Is it really possible to make 20+ percent a year in real estate effortlessly?

by John Wake on November 18, 2006

The JPMorgan U.S. Real Estate Fund is beating the Standard & Poor’s 500 Index for a seventh straight year.

The takeovers of real estate investment trusts, including Chicago-based Trizec Properties Inc. and Shurgard Storage Centers Inc. in Seattle, propelled the JPMorgan fund to a 30 percent gain in 2006, topping the S&P 500’s 13.5 percent advance. The fund avoids homebuilders

Rising rents are key.

Bedell is now focusing on REITs of offices and apartments because rents are rising in metropolitan regions such as New York and San Francisco.

{ 2 comments… read them below or add one }

1

mrd 11.18.06 at 3:16 pm

It is not possible to make 20% a year in residential real estate for too many years in a row, unless it is accompanied by about 15% inflation.
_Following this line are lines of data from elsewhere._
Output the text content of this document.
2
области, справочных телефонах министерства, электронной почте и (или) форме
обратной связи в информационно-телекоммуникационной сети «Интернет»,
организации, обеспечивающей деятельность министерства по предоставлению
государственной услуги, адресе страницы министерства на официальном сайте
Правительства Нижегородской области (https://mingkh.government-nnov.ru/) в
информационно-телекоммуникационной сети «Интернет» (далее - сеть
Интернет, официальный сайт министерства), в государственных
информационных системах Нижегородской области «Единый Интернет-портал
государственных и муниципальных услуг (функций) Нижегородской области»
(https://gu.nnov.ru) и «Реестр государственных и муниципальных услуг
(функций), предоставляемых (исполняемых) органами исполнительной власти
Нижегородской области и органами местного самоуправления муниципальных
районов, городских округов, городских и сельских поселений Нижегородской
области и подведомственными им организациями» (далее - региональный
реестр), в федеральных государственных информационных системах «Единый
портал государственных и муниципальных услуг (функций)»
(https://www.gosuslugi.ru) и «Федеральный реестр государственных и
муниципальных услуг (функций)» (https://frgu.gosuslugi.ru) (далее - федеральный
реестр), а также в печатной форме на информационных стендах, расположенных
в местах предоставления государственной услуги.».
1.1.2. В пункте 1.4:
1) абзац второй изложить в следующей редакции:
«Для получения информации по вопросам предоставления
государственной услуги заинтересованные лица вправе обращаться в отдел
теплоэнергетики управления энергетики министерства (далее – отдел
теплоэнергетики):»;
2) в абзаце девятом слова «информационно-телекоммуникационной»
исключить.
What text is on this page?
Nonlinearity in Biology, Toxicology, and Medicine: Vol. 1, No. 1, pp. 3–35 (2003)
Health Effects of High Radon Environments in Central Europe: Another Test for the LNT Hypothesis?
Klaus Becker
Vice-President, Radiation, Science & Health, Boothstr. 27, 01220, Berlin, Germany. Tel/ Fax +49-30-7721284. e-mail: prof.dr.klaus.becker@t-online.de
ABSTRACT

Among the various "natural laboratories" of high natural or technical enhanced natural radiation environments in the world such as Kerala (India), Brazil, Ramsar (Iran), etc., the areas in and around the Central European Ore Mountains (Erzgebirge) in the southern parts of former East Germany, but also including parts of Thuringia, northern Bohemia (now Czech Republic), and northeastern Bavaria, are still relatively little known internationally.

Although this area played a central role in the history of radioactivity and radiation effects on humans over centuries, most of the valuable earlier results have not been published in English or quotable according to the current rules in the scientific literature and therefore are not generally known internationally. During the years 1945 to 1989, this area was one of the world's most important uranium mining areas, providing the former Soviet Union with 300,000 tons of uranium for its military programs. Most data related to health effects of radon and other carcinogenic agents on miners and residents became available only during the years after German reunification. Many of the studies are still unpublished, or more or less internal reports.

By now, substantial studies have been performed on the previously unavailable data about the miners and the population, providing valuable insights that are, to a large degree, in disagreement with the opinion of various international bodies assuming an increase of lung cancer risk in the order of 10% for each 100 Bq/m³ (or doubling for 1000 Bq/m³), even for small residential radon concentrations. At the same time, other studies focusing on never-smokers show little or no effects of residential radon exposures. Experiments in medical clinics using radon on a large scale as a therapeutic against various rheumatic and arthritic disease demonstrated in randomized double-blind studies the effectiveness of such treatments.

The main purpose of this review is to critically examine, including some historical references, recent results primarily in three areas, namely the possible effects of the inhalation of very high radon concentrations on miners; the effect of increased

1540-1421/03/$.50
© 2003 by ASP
The fact that rents are rising should cause concerns for anyone that wishes to have the Fed cut rates. The inflation numbers that the fed looks at do NOT include the cost of a home (I think this change in how housing inflation is dealt with happened in the 70s). The inflation numbers include rents that are being paid. This means that inflation in the cost of homes is not seen by the Fed until the inflated cost is felt in rents.

Also, rents can only go so high before the renters must demand more money from their employers.

2

John L. Wake 11.18.06 at 4:42 pm

You make some good points.

I don’t know much about REITs (real estate investment trusts). My impression was they were not good investments.

Nevertheless, after reading the article, I would like to get up to speed on them.